2. Contracting Diaphragm

These hiccups are sometimes the result of your baby breathing in the amniotic acid. After the development of the central nervous system, the amniotic acid goes through the lungs of your baby, which contracts the diaphragm. This involuntary contraction leads to the hiccups.

3. Compressed Umbilical Cord

Fetal hiccupping sometimes indicates a medical problem, such as compressed umbilical cord. It is a serious condition and requires immediate attention. A compressed umbilical cord limits air supply to your baby, which in turn can also affect the flow of blood to the fetus. Be sure to seek medical assistance if you are in your third trimester and feel any irregularity, reduced duration or intensity in the hiccups or normal fetal movement.

When Is It Something Serious?                  

As mentioned already, fetal hiccupping is nothing serious in most cases and is just a normal reflex. However, it may indicate a problem, especially in your third trimester. It could be the result of umbilical cord prolapse or compression. This compression can affect the supply of oxygen and blood to the baby. The problem usually occurs very late in pregnancy or during childbirth. Certain complications arising from cord issues are brain damage, buildup of carbon dioxide in baby's blood, changes in baby's blood pressure, and stillbirth. 

Some studies have also highlighted that hiccups may be the result of your baby being hyperactive due to umbilical cord compression. There may be an issue if you notice an increase in baby hiccups in womb after week 28 – seek medical attention if those hiccups happen 4 or more times each day. In fact, it is better to talk to your doctor if you notice a sudden change in the frequency and duration of your baby's hiccups. A simple ultrasound of fetal Doppler can help identify any possible issue.

Learn How to Count Kicks?

As you proceed with your pregnancy, you will notice your baby move more often.

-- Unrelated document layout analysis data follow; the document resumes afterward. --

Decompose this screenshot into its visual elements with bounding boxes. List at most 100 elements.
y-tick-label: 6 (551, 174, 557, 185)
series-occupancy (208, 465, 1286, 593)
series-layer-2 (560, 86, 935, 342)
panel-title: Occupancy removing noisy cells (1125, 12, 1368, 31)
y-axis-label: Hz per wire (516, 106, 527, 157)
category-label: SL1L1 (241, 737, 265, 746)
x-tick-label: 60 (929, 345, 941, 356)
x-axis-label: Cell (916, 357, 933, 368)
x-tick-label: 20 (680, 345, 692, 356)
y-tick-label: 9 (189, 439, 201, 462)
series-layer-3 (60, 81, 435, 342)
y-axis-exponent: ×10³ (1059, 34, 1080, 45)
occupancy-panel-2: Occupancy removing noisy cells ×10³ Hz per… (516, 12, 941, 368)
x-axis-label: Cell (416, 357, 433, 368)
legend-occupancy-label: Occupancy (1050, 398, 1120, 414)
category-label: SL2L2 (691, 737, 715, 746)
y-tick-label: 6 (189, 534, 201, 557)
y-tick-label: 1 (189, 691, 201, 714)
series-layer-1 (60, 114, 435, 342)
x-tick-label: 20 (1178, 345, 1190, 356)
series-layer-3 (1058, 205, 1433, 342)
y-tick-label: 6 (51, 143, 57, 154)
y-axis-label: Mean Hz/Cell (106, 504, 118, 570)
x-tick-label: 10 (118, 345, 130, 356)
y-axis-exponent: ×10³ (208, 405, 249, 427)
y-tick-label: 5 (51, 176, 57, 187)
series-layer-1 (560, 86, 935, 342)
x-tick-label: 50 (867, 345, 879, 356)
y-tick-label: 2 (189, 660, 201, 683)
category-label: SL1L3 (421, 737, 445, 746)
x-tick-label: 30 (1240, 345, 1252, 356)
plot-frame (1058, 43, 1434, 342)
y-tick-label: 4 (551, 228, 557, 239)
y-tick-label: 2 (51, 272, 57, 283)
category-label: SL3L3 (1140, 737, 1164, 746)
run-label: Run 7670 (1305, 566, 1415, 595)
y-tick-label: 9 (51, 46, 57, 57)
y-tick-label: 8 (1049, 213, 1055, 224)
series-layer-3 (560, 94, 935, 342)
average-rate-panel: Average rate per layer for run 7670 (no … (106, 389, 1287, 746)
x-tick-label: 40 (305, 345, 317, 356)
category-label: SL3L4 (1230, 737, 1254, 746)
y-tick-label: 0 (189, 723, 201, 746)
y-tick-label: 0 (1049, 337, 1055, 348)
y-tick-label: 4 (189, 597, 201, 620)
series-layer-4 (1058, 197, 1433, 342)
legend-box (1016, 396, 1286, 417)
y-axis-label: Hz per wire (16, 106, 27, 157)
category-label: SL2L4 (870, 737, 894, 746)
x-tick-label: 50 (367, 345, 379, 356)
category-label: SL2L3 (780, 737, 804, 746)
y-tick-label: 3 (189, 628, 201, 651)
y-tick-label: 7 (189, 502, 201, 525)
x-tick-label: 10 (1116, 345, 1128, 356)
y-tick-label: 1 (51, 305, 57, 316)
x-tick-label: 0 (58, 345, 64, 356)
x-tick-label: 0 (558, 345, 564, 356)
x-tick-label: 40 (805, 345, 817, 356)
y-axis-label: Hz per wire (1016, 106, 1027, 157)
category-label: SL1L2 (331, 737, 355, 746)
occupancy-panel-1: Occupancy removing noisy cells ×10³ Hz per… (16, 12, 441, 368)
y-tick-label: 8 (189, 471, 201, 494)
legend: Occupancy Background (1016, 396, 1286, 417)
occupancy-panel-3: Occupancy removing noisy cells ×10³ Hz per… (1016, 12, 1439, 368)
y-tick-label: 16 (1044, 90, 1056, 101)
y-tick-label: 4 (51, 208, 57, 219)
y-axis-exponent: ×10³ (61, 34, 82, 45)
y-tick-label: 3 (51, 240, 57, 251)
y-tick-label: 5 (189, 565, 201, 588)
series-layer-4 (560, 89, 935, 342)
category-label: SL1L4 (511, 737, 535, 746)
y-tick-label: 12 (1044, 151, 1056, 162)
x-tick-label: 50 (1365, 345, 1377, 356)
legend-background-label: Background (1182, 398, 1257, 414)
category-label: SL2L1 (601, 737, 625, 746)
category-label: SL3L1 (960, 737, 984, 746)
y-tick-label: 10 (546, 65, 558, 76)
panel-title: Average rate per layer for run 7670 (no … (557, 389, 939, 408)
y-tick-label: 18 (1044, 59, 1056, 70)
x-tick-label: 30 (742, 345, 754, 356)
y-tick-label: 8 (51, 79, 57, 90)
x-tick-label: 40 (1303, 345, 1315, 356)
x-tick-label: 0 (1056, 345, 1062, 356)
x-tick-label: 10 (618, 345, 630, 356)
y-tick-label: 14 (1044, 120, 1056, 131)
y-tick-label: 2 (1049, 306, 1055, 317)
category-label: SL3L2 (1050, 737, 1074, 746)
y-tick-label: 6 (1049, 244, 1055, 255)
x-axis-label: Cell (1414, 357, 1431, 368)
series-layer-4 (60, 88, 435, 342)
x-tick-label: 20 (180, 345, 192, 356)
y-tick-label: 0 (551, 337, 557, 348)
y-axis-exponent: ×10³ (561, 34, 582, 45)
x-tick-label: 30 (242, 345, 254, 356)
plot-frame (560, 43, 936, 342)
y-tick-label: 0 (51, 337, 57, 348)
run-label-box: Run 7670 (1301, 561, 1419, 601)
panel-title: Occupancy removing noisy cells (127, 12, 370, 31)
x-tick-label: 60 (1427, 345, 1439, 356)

It is natural to feel uncomfortable and even concerned about those movements, but they usually indicate no serious issue. However, you can be on the safe side by learning to count kicks, especially in late pregnancy. This helps ensure that your baby is doing just fine. 

You can start in your third trimester or earlier if you want. Simply, notice how long your baby takes to make 10 movements, which could be anything like jabs, kicks, pokes. If your baby does not move enough, you may want to eat a small snack or have a glass of cold water. It may also help to push gently on your abdomen. It is worth mentioning that many women can feel 10 movements in no more than 30 minutes. However, your baby is healthy if he/she makes this many movements in a couple of hour. Be sure to check for those movements daily at the same time of the day. Call your healthcare provider if you feel there is a sudden change in the movement of your baby.

It is important to mention that while it is a good thing to have your baby moving in your womb it can be quite uncomfortable too. You can ease the pains, aches, and stress associated with fetal movements by lying on your left side. Be sure to use some pillows to keep your upper body elevated a little. You can try this at night to sleep better. Moreover, you should pay attention to your diet and drink plenty of fluids. Having an active lifestyle and regular physical activity may also help manage stress better.